I did my chores well that first month. All day I kept the flies off little Elizabeth Margaret's face. I sang to her when she was awake, all the slave songs I knew. And I didn't even cry, though I missed my own bed, my own Mama next to me at night. I was still just five years old.

I
WENT INTO
the house. Sure enough little Elizabeth was crying. I went to look for Ellie, the wet nurse, but she was nowhere to be found. So I went back into the baby's room and did what I was told to do when she fussed. I rocked the cradle.

I reckon I rocked it too much because it tipped over and little Elizabeth Margaret fell out. There she was on the floor, crying as if Raw Head and Bloody Bones were both coming to get her. Well now, I was in a fix all right. I ran out into the hall and called out. I looked over the banister, but nobody was in sight. I could hear them sure enough, from the dining room, where they were eating and laughing.

I ran back into the baby's room. All I wanted to do was stop her from crying.

It was then that I saw the fireplace shovel, sitting there bold as the brass it was. In a wink I knew what to do. And so I grabbed the shovel and tried to pick up little Elizabeth Margaret with it, just like I'd seen servants do with ashes. Could she be heavier than a shovelful of ashes?

I tried and tried, but no matter. That no-count shovel wouldn't pick her up.

"Lizzy, what are you doing?"

Sure enough they came running then. A whole passel of them. The room was full of people of a sudden. People who had been nowhere on God's earth a few minutes ago. My mama, Ellie, the wet nurse, Mistress, even Massa.

Someone grabbed my hand and pulled the shovel out of it. Someone else picked up Elizabeth Margaret who wouldn't stop wailing if Moses himself came into the room. Someone grabbed my arm and handed me over to Ellie. It was Mistress. "Take this child outside and have her whipped good," Mistress said.

I was handed over from one person to another like a piece of meat on its way to the smokehouse. With each person who roughly grabbed me I grew in years.

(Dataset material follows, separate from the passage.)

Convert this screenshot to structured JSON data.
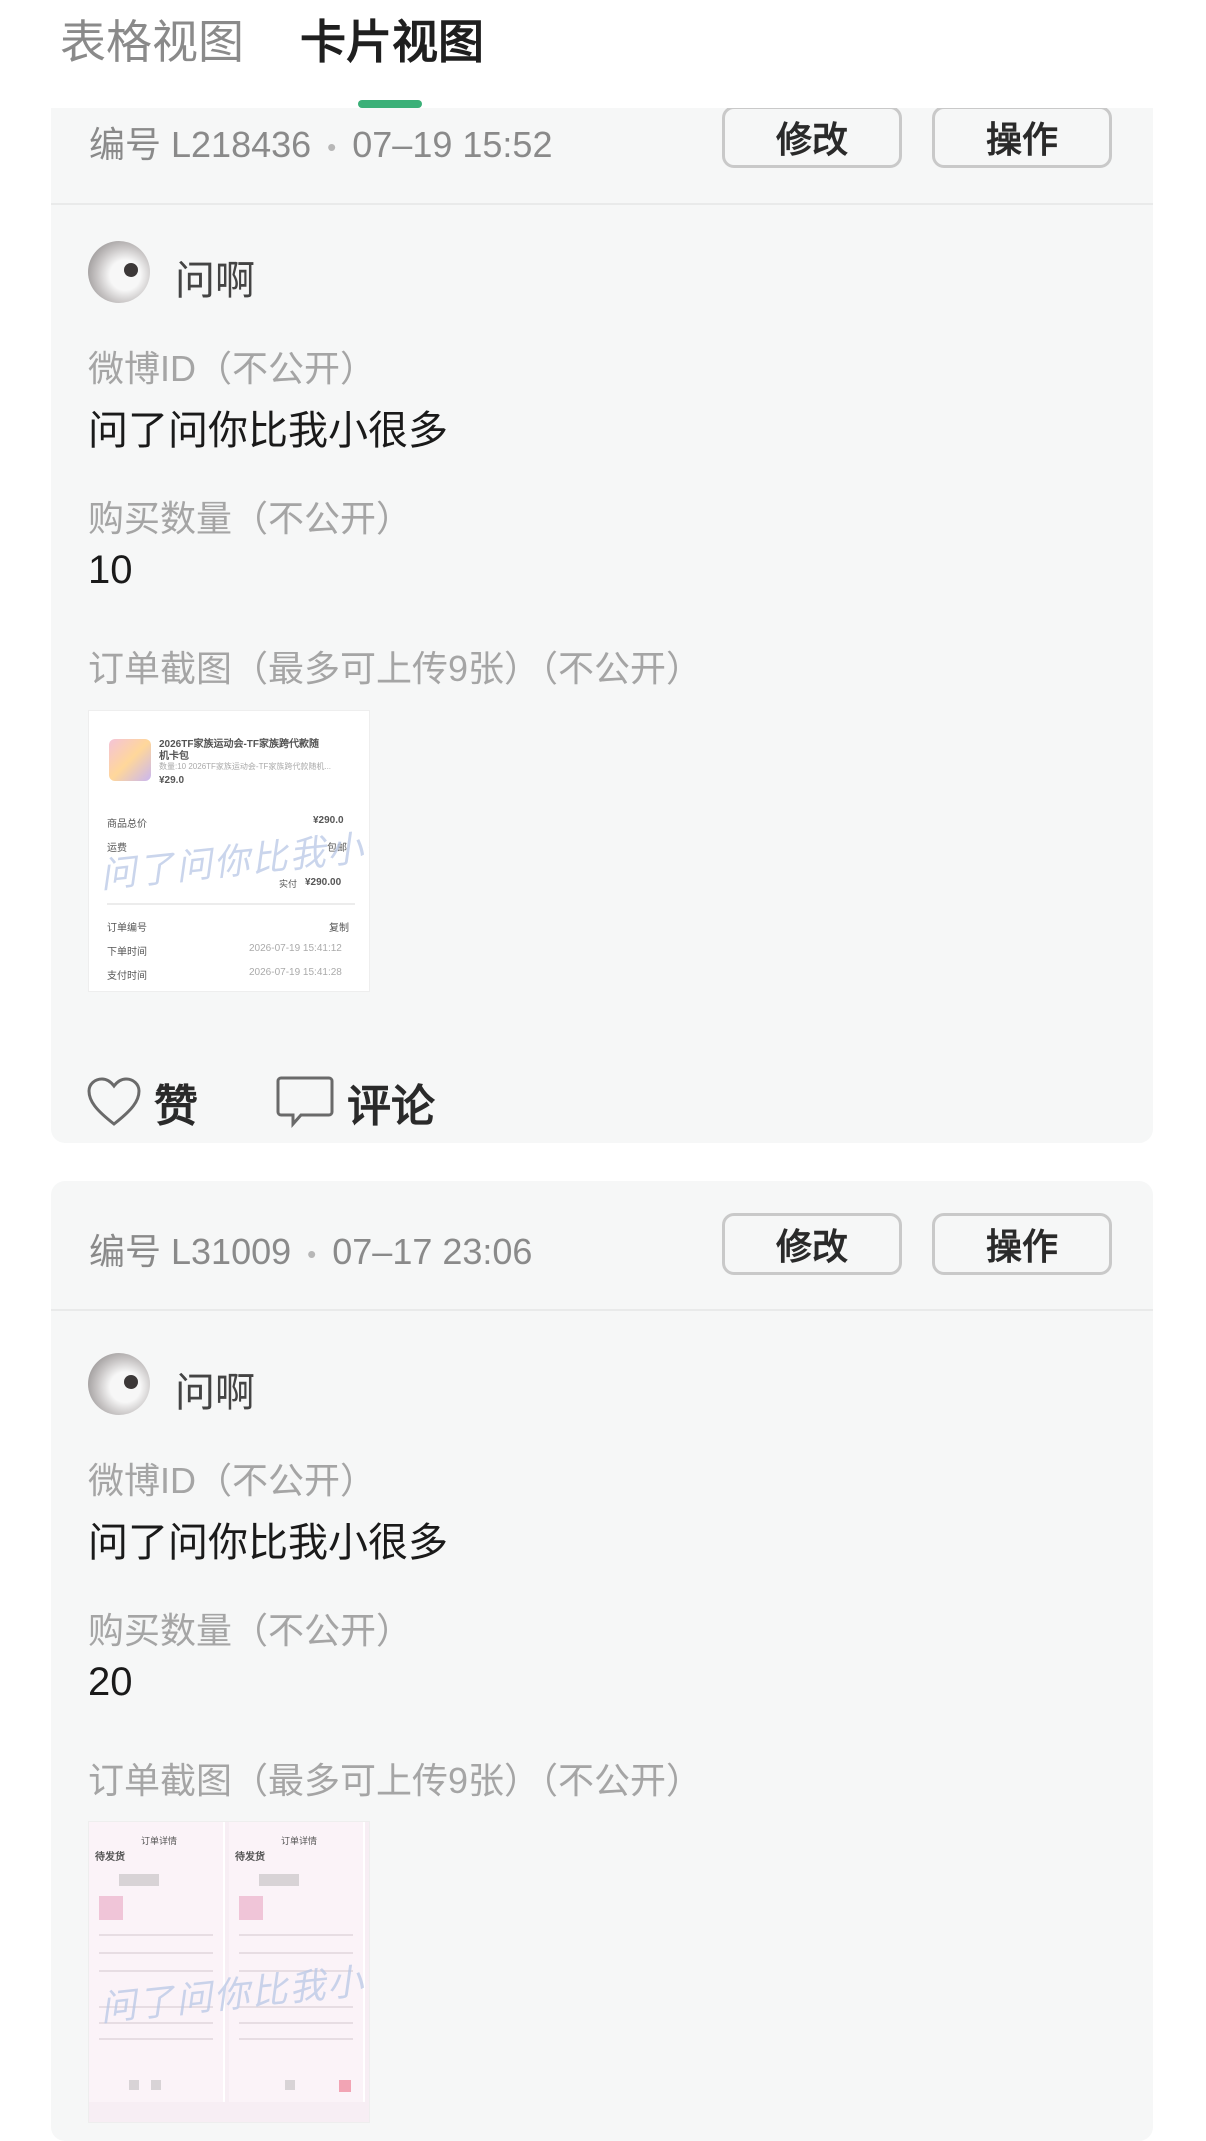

I was no longer five years old. I was every slave on Massa's plantation who'd ever been dragged to a tree to be tied up. I felt the choking fear, the numbing disbelief, the animal instinct to escape.

I felt like a possum treed by dogs.

I knew now why Uncle Raymond had hanged himself, even thinking such was going to happen to him. I recollect screaming, "Mama, help me. Massa, no, it's me, your little Lizzy." I screamed all their names while I felt myself thrust out the door and handed over to a grinning Big Red.

"Finally gonna get your comeuppance, ain't you, little gal?"

He had something to say with every action he took. Dragging me across the portico. "Think you're so special, do you?"

Tying me around the post of the portico. "I'll show you special. Sashaying around here with your nose in the air."

Delivering the first blow. " 'Bout time Massa decided to break you."

I screamed until there wasn't any more voice left in me. He wasn't supposed to brand me with a hot iron, was he? Then why did it feel like a hot iron?